I turn back to see him in the doorway. “I thought you were at work?”
“I’m supposed to be.” But he’s here for me. As always.
“I didn’t mean to punish you.”
“The situation is punishing, not you. We’re just caught up in it.”
I go to him, dropping the file on the bed and embracing this man who loves me for who I am. When his arms come around me, I melt against him, needing this more than I thought. The past few days have tortured my soul, but now I see how much it’s affected his soul as well. “I’m sorry.”

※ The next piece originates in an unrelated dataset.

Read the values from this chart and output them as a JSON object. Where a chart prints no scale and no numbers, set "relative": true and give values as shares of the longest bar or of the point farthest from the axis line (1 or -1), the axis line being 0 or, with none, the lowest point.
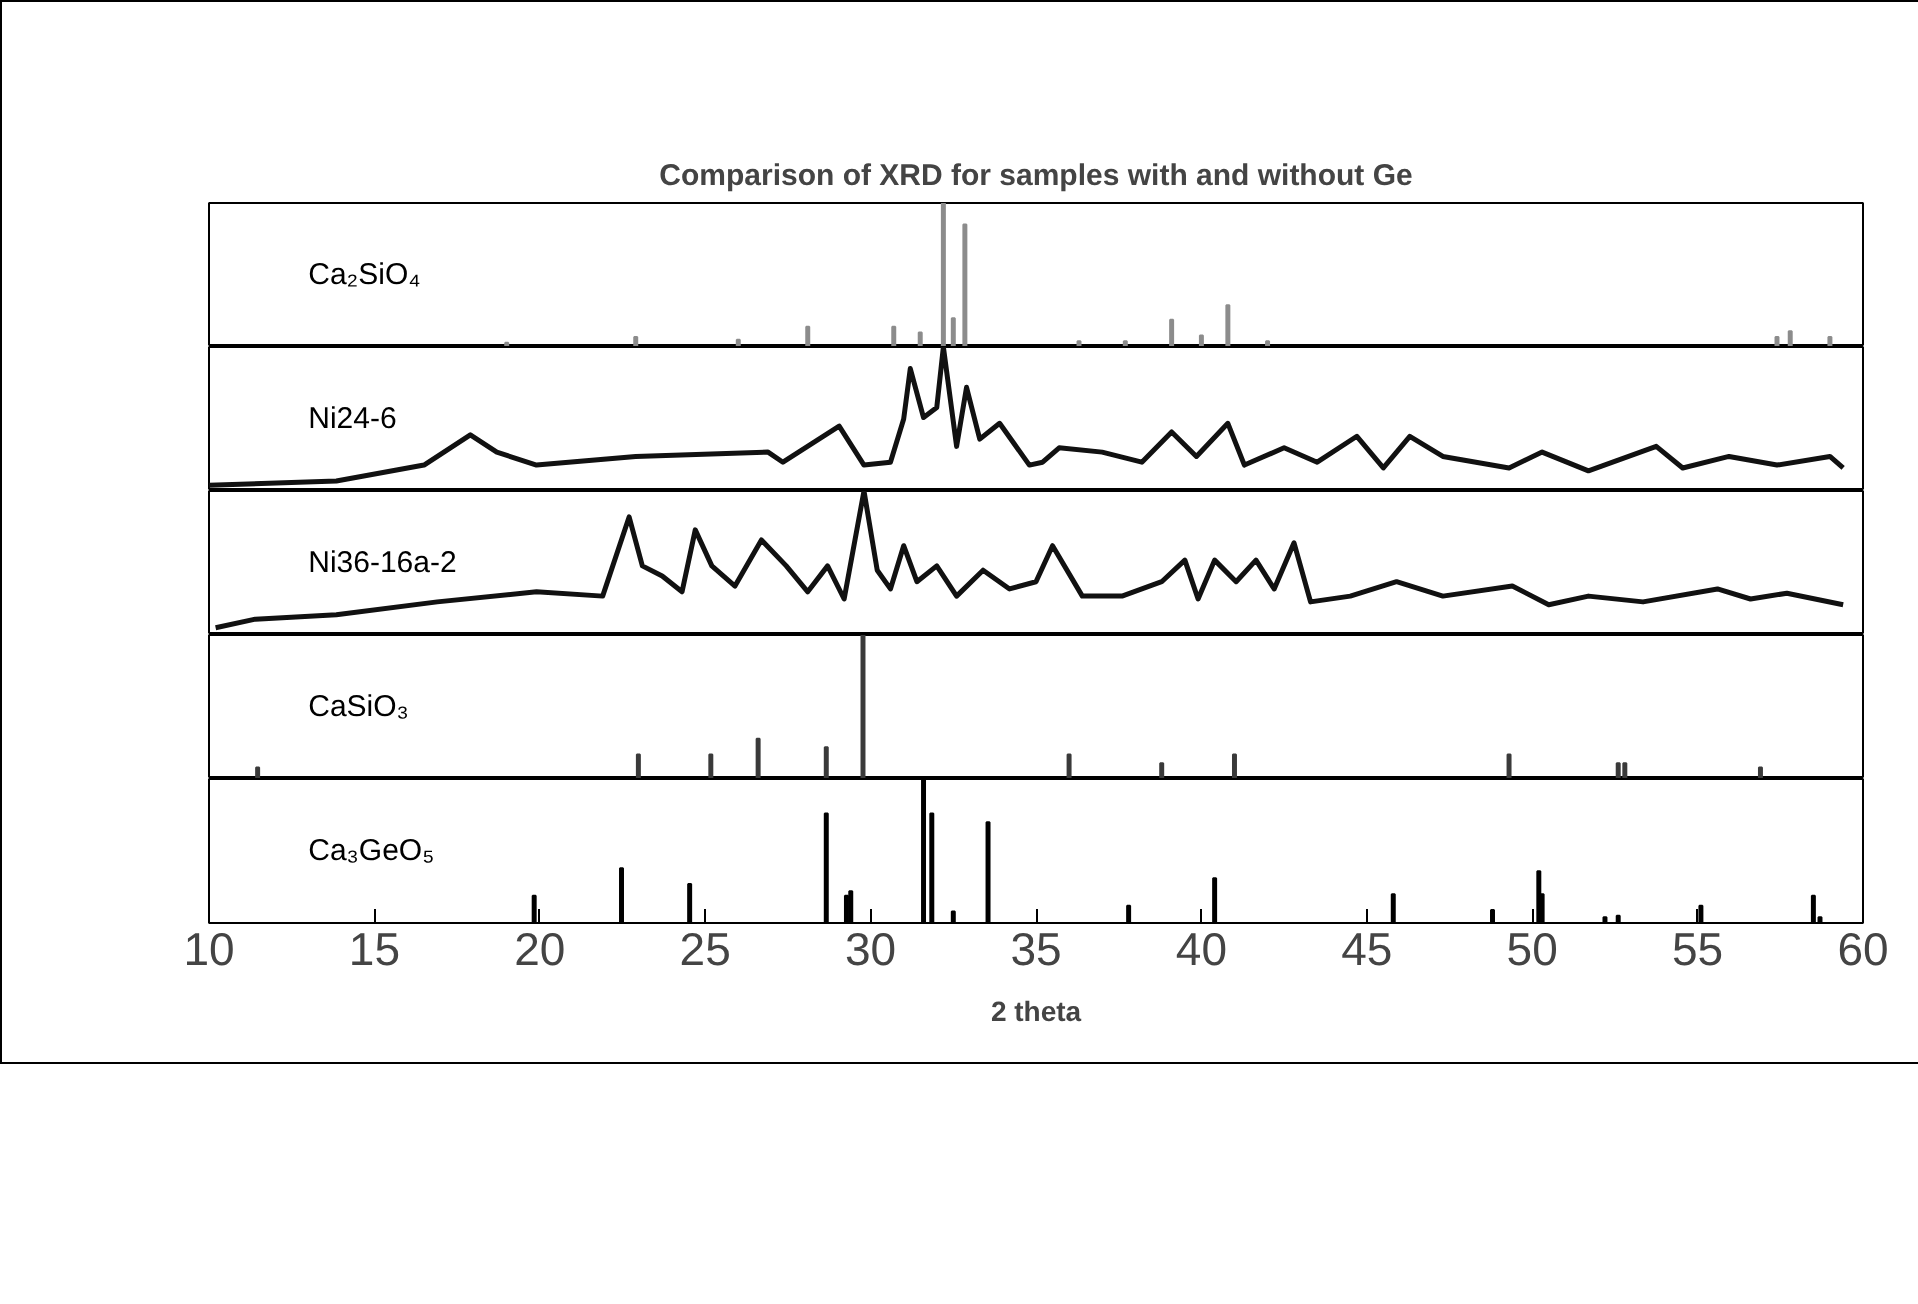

“You don’t need to be. I do. I messed up when I hid that file from you.” He kisses the top of my head, then says, “I’m sorry, Tues . . . I mean Céline.” His body tenses when he realizes what he just said.
I look up and wait to catch his gaze. “It’s okay to call me by my name. Tuesday. That’s who I am with you.”
“You’re Céline without me, though, and it crushes my soul that you’re forced to choose between two lives.”
“I don’t have to choose. Not yet.” I sigh and release him before returning to the file. Sitting on the bed, I’m drained of the enthusiasm I once had for this part of the healing process. Here I thought the concussion was a concern. No, it’s the amnesia that’s winning. “Do you want to open it with me?”
“Do you want me to?” he asks, crossing the room to sit by my side.
“You deserve to know, too.” I look into those caramel eyes. “You’ve been my support up to this moment, and I’m not letting that go now.”